The issues relating to the use and mis-use of diagnostic tests are explained clearly in the blog and it is written from the perspective of a community practice. This is important, because approximately 75-80% of antibiotics used in human medicine are given by GPs. I like the fact that the potential unintended consequences of misusing or misinterpreting a test result are discussed. The blog also mentions some behavioural aspects hindering implementation of change.

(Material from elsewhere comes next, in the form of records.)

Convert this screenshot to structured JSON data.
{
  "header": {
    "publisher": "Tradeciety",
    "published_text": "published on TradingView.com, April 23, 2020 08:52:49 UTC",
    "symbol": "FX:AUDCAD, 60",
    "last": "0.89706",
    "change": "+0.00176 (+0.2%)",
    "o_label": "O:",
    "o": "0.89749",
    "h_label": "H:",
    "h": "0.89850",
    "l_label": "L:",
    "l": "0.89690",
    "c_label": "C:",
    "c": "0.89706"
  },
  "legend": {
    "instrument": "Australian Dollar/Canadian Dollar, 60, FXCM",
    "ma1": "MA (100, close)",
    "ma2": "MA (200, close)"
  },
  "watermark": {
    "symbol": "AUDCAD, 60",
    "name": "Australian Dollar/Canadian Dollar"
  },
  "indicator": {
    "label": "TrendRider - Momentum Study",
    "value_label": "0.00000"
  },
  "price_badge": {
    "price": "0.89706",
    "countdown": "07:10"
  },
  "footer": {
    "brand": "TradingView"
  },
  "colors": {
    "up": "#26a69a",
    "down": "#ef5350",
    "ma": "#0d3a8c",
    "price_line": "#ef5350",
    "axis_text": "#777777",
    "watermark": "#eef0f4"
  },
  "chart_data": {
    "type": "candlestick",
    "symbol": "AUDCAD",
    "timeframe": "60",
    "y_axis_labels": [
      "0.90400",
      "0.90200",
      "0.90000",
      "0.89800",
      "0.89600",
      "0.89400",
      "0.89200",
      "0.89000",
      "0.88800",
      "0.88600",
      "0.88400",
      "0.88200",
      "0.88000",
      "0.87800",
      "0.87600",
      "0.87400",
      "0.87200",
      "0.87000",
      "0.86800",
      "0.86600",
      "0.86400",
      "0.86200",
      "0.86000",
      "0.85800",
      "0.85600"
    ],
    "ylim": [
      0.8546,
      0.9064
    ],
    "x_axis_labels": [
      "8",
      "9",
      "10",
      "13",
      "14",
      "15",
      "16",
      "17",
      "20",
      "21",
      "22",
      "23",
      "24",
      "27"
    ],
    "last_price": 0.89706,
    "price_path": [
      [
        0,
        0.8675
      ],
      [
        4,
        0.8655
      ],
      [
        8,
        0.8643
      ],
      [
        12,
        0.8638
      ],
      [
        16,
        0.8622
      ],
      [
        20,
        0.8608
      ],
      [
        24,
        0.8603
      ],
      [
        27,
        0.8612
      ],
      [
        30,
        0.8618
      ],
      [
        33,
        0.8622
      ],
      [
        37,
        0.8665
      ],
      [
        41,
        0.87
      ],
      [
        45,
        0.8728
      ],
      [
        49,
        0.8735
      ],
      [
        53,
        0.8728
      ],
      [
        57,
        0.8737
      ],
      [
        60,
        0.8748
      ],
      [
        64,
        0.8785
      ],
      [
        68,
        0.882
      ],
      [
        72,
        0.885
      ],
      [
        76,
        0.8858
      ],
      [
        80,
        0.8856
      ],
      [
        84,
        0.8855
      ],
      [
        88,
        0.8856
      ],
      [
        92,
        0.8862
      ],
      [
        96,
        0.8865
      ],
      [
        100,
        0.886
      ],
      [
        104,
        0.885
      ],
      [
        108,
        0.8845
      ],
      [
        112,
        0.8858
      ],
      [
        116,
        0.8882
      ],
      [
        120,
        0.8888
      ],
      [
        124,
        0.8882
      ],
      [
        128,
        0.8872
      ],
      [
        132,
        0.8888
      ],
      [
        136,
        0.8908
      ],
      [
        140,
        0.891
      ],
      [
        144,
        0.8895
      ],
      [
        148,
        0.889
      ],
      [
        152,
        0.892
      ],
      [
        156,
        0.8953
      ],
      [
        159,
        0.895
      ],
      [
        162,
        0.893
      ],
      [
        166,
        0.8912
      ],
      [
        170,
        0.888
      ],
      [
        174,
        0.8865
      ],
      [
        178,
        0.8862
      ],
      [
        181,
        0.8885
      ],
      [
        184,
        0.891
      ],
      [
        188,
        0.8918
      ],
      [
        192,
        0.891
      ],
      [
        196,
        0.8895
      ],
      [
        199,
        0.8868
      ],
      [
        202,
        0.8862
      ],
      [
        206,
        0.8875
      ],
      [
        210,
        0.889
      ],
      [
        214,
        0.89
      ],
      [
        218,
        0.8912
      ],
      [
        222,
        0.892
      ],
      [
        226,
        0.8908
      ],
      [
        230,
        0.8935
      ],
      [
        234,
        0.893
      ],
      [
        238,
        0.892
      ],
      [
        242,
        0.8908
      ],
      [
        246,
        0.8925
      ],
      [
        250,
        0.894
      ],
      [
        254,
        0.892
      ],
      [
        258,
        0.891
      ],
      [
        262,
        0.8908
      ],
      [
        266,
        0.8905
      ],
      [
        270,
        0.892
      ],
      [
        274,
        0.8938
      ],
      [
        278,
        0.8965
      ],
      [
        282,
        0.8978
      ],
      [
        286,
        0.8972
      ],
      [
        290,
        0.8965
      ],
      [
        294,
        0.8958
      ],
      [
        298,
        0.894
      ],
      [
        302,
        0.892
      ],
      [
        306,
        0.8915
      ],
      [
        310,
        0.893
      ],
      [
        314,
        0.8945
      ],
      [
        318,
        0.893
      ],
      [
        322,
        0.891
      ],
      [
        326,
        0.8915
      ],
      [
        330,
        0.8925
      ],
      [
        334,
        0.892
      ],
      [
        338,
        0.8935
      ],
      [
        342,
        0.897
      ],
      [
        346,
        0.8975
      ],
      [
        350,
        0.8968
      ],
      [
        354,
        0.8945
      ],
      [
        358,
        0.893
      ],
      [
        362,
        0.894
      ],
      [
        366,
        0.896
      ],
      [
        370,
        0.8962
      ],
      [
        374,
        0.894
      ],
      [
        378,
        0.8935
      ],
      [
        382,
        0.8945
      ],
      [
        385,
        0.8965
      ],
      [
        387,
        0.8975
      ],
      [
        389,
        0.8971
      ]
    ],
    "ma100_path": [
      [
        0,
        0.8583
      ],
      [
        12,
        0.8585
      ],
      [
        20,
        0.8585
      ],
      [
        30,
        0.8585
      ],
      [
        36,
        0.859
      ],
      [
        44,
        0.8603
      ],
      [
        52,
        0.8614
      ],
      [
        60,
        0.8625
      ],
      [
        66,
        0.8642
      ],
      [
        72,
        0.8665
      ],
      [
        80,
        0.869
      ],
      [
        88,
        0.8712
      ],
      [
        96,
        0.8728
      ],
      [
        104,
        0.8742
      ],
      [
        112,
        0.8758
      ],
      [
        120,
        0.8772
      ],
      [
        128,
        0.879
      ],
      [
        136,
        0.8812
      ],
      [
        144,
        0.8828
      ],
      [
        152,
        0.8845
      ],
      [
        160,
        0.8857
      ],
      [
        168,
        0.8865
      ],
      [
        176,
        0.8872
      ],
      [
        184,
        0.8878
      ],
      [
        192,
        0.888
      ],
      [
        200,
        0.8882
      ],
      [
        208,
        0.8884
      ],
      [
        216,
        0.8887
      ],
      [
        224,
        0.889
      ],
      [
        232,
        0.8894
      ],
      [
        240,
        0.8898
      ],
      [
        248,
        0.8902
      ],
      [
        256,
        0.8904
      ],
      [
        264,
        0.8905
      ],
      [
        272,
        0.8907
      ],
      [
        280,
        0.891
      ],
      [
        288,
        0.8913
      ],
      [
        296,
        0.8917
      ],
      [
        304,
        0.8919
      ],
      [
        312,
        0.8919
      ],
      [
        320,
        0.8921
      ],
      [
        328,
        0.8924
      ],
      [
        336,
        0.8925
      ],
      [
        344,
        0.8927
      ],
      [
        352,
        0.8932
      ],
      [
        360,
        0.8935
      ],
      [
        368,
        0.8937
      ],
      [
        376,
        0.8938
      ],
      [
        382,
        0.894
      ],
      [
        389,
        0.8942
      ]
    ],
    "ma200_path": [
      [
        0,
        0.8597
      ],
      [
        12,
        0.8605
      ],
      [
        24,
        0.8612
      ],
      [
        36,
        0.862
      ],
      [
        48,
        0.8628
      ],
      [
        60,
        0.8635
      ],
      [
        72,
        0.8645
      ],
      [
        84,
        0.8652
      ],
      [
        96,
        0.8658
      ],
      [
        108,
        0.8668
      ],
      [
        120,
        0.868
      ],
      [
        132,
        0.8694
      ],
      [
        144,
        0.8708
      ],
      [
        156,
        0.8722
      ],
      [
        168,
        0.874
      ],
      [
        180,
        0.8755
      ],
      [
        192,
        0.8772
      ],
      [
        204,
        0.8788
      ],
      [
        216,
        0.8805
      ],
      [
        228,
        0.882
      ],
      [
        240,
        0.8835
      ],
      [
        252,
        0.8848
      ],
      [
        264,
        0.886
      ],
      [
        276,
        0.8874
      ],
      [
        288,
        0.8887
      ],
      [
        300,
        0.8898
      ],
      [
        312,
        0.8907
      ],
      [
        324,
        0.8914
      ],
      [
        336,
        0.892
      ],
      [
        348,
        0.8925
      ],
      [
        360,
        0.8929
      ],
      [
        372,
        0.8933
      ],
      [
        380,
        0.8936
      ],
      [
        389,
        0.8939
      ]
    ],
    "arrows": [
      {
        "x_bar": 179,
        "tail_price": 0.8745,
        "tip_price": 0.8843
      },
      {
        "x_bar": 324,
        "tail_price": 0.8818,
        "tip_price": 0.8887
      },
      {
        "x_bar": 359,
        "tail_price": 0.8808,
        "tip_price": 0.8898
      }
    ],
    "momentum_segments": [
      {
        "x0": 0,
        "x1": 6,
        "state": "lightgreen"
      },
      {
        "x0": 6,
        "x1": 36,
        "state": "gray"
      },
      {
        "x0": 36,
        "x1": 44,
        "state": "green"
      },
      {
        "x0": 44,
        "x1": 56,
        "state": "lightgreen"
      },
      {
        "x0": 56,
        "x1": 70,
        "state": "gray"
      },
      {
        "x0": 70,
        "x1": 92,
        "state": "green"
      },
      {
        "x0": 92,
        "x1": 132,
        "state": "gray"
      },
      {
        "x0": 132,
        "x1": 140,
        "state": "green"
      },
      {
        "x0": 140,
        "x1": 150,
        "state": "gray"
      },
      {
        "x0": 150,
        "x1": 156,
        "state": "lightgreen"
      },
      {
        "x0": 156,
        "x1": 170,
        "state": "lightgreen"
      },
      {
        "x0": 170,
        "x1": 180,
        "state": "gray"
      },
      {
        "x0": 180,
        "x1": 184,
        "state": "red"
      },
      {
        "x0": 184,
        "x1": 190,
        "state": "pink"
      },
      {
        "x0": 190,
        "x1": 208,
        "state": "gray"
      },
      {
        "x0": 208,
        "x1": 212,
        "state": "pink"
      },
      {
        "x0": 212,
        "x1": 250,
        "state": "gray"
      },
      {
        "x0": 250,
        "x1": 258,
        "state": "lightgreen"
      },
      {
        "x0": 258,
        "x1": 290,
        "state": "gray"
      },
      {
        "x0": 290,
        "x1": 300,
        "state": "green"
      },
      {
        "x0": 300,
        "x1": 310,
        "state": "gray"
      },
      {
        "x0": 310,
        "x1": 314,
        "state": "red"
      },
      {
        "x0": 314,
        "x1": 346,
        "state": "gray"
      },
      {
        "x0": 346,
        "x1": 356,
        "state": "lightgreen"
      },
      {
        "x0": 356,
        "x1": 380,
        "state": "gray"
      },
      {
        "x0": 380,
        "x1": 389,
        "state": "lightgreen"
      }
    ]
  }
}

One very interesting feature of this piece is the emphasis on funding models. This is something that is not often discussed. As an example, GPs are often criticised for not implementing the use of C-Reactive Protein (CRP) measurement in their surgeries. These rapid tests can help differentiate between bacterial and viral infections and hence inform a decision about whether-or-not to prescribe an antibiotic. Antibiotic costs are currently funded centrally. Whereas costs of diagnostic tests in GP surgeries are funded by the practices themselves. Therefore, an initiative to implement CRP testing to prevent unnecessary antibiotic prescribing saves on antibiotic costs at the expense of the GP practice unless some form of central procurement is arranged.